In Jamaica, Raubenheimer and Forrester carefully measured appetite control in a group of survivors of famine, who had suffered either kwashiorkor or marasmus as young children. These people are now between 25 and 40 years of age. Sure enough, those people who had
predicted a bad environment based on their prenatal cues had very different appetite control mechanisms from those of higher birth size, just as with Mark Vickers’ rats.

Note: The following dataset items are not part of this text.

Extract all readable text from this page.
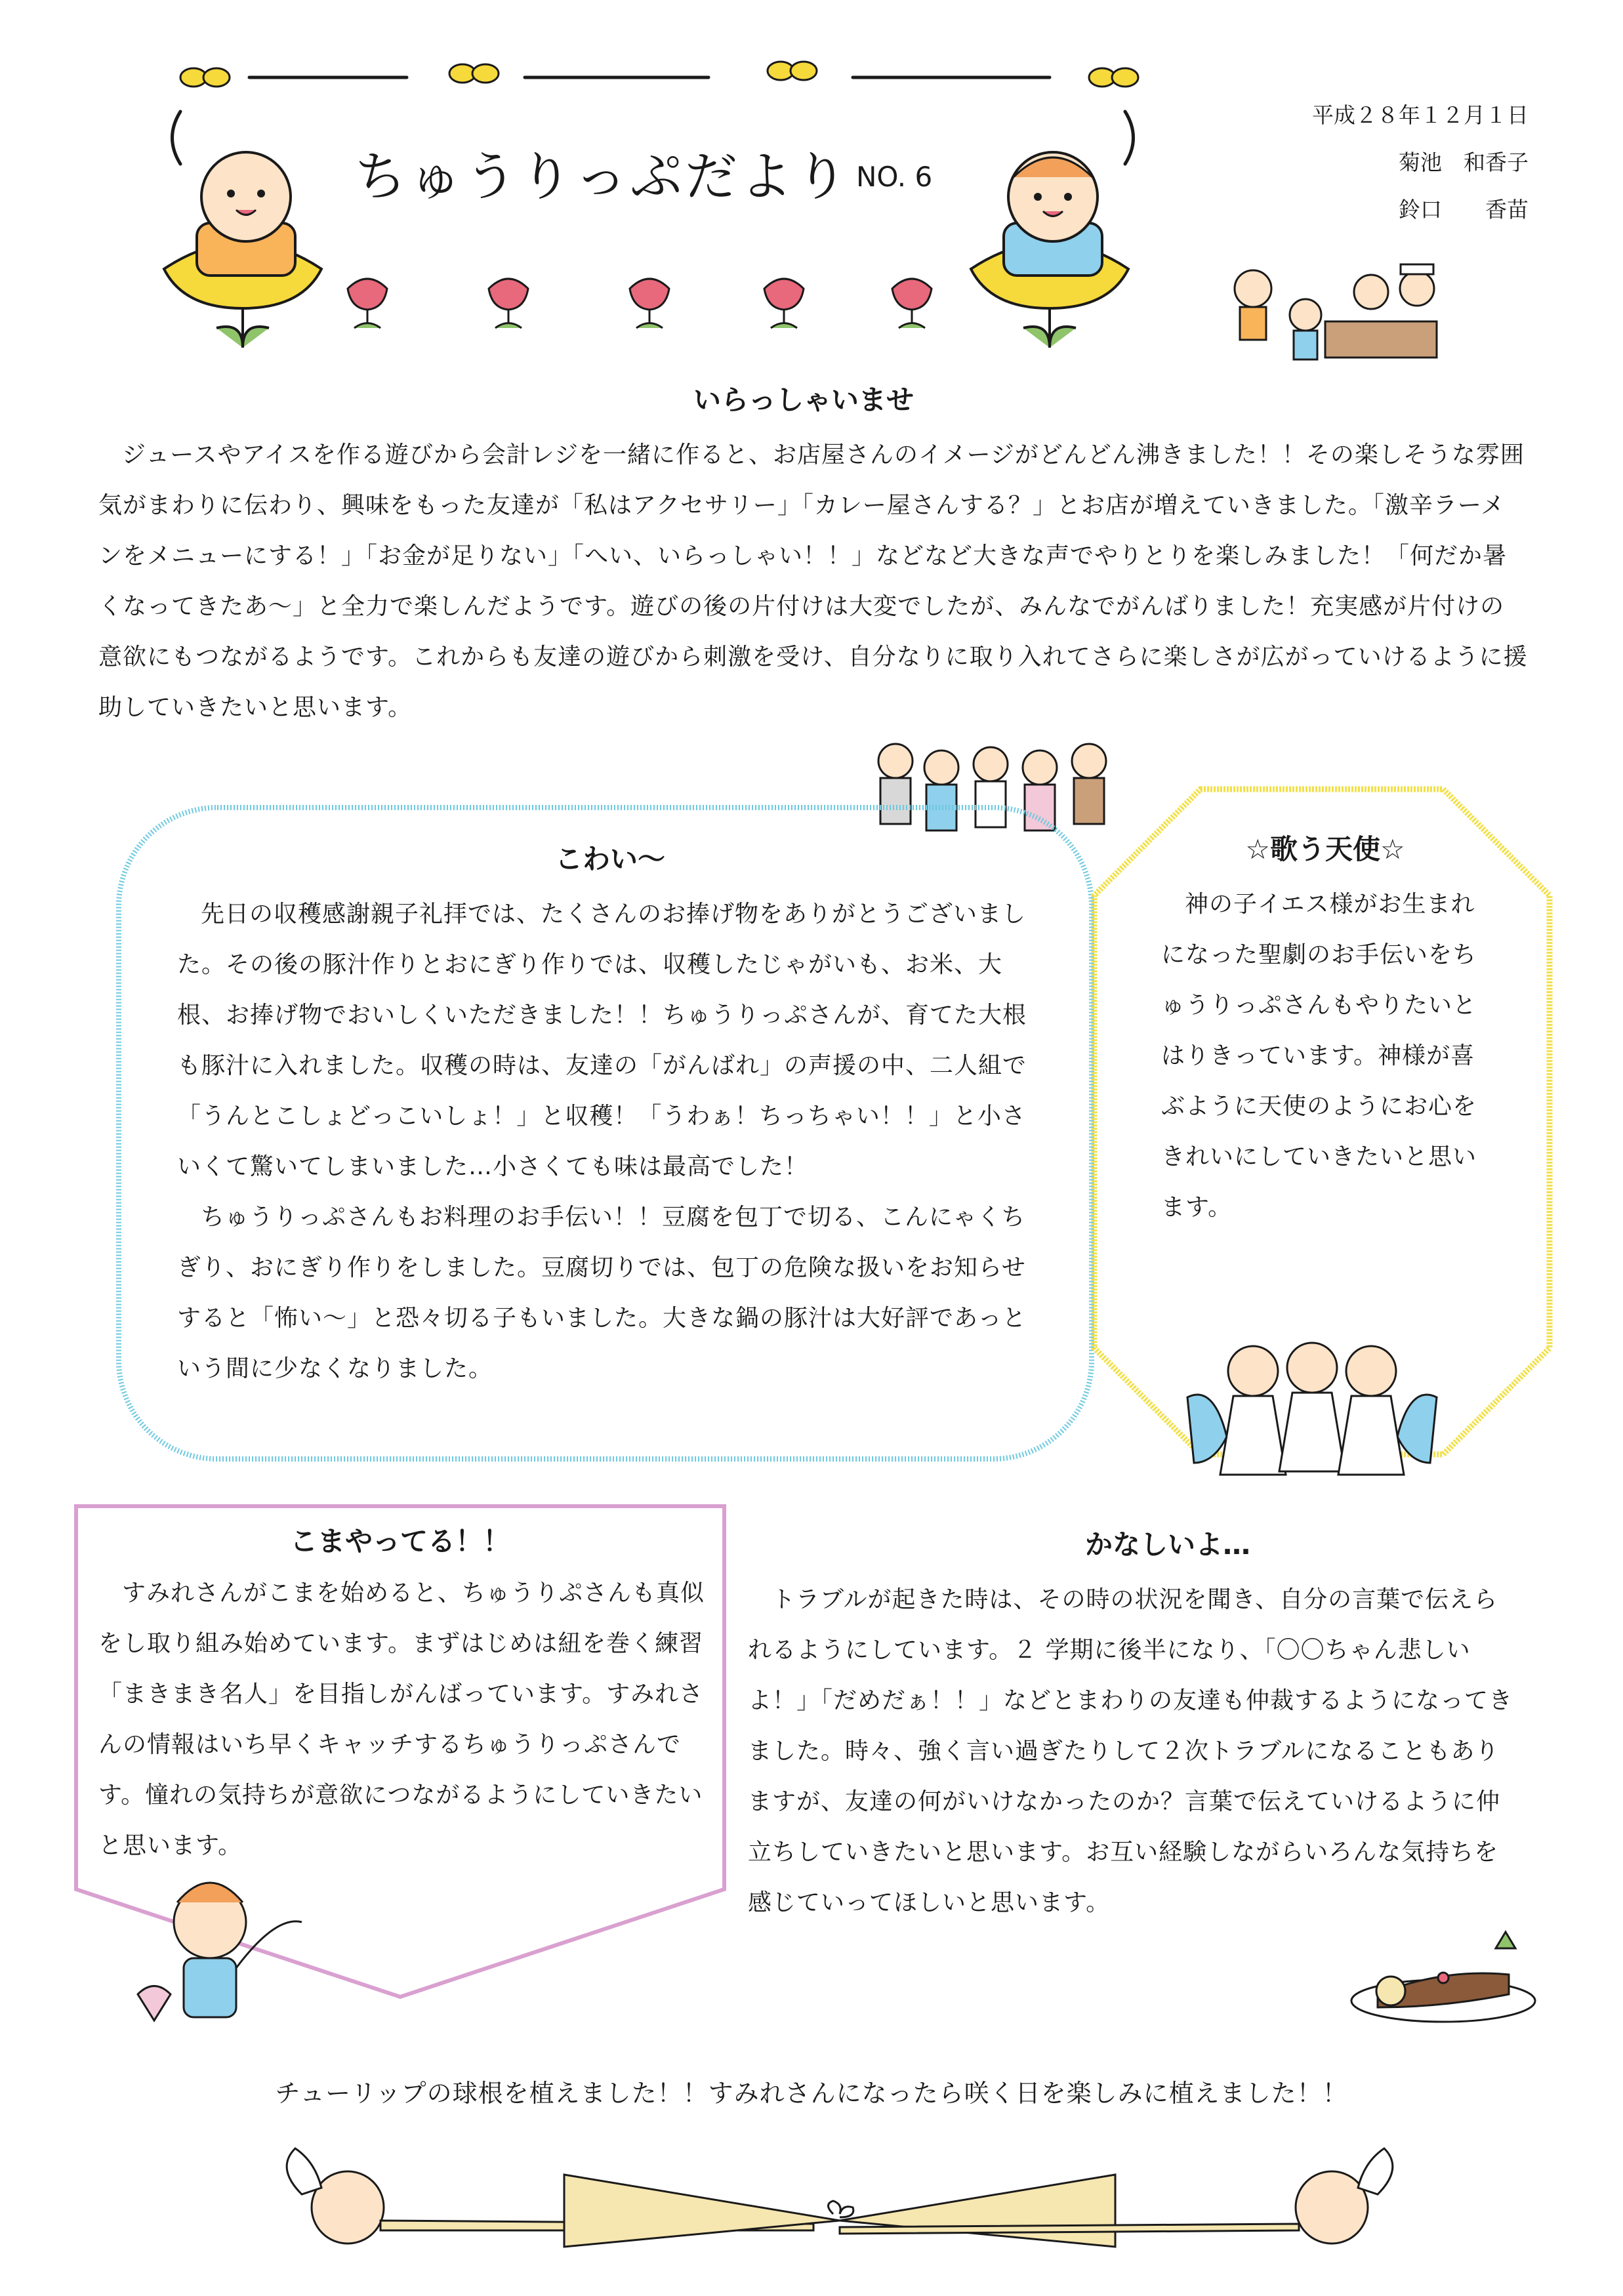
ちゅうりっぷだより NO. 6
平成２８年１２月１日
菊池　和香子
鈴口　　香苗
いらっしゃいませ

ジュースやアイスを作る遊びから会計レジを一緒に作ると、お店屋さんのイメージがどんどん沸きました！！その楽しそうな雰囲気がまわりに伝わり、興味をもった友達が「私はアクセサリー」「カレー屋さんする？」とお店が増えていきました。「激辛ラーメンをメニューにする！」「お金が足りない」「へい、いらっしゃい！！」などなど大きな声でやりとりを楽しみました！「何だか暑くなってきたあ～」と全力で楽しんだようです。遊びの後の片付けは大変でしたが、みんなでがんばりました！充実感が片付けの意欲にもつながるようです。これからも友達の遊びから刺激を受け、自分なりに取り入れてさらに楽しさが広がっていけるように援助していきたいと思います。

こわい～

先日の収穫感謝親子礼拝では、たくさんのお捧げ物をありがとうございました。その後の豚汁作りとおにぎり作りでは、収穫したじゃがいも、お米、大根、お捧げ物でおいしくいただきました！！ちゅうりっぷさんが、育てた大根も豚汁に入れました。収穫の時は、友達の「がんばれ」の声援の中、二人組で「うんとこしょどっこいしょ！」と収穫！「うわぁ！ちっちゃい！！」と小さいくて驚いてしまいました…小さくても味は最高でした！

ちゅうりっぷさんもお料理のお手伝い！！豆腐を包丁で切る、こんにゃくちぎり、おにぎり作りをしました。豆腐切りでは、包丁の危険な扱いをお知らせすると「怖い～」と恐々切る子もいました。大きな鍋の豚汁は大好評であっという間に少なくなりました。

☆歌う天使☆

神の子イエス様がお生まれになった聖劇のお手伝いをちゅうりっぷさんもやりたいとはりきっています。神様が喜ぶように天使のようにお心をきれいにしていきたいと思います。

こまやってる！！

すみれさんがこまを始めると、ちゅうりぷさんも真似をし取り組み始めています。まずはじめは紐を巻く練習「まきまき名人」を目指しがんばっています。すみれさんの情報はいち早くキャッチするちゅうりっぷさんです。憧れの気持ちが意欲につながるようにしていきたいと思います。

かなしいよ…

トラブルが起きた時は、その時の状況を聞き、自分の言葉で伝えられるようにしています。２ 学期に後半になり、「〇〇ちゃん悲しいよ！」「だめだぁ！！」などとまわりの友達も仲裁するようになってきました。時々、強く言い過ぎたりして２次トラブルになることもありますが、友達の何がいけなかったのか？言葉で伝えていけるように仲立ちしていきたいと思います。お互い経験しながらいろんな気持ちを感じていってほしいと思います。

チューリップの球根を植えました！！すみれさんになったら咲く日を楽しみに植えました！！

Clear though this seems, our predictive adaptive response idea has met with some criticisms. The main criticism has come from those researchers who said it was unlikely that the fetus would shift its development for such a long-term advantage. They argued that preserving the mother’s health would be much more important. The argument disappeared when it became clear from mathematical modelling that the major determinant of reproductive success in humans is survival to puberty, so the adaptive advantages of predicting and surviving the childhood environment are indeed large. Another argument, that any conflict for resources between the mother and the fetus must be resolved in favour of the mother, also disappeared—mothers do not sacrifice fetal growth, or indeed breast milk production, even during times of extreme famine. Even under horrific wartime conditions, in refugee camps and famine conditions, babies can be born of normal size, and breast milk production is protected. And, importantly, fetuses do not have to be small at birth to have made predictions about their future. It seems that the forecasting or prediction process forms part of normal human biology.
Other data had already pointed in this direction. Many studies have been done on the Dutch Hunger Winter, as we saw earlier. The famine lasted for seven months from late 1944 until the Allies liberated the Netherlands in 1945. Throughout this period Dutch nurses and doctors continued to keep careful records on births. Thanks to the dedication of researchers such as Tessa Roseboom, many of these children have now been followed into middle age. It turns out that those who were born to mothers who were pregnant during the famine are much more likely to become obese and diabetic in middle age—the mismatch effect again. But those who were only exposed to famine for the first third of their gestation, because they were
conceived late in the war, did not have reduced birth weights. The argument that the fetus is sacrificed for the mother is thus untenable.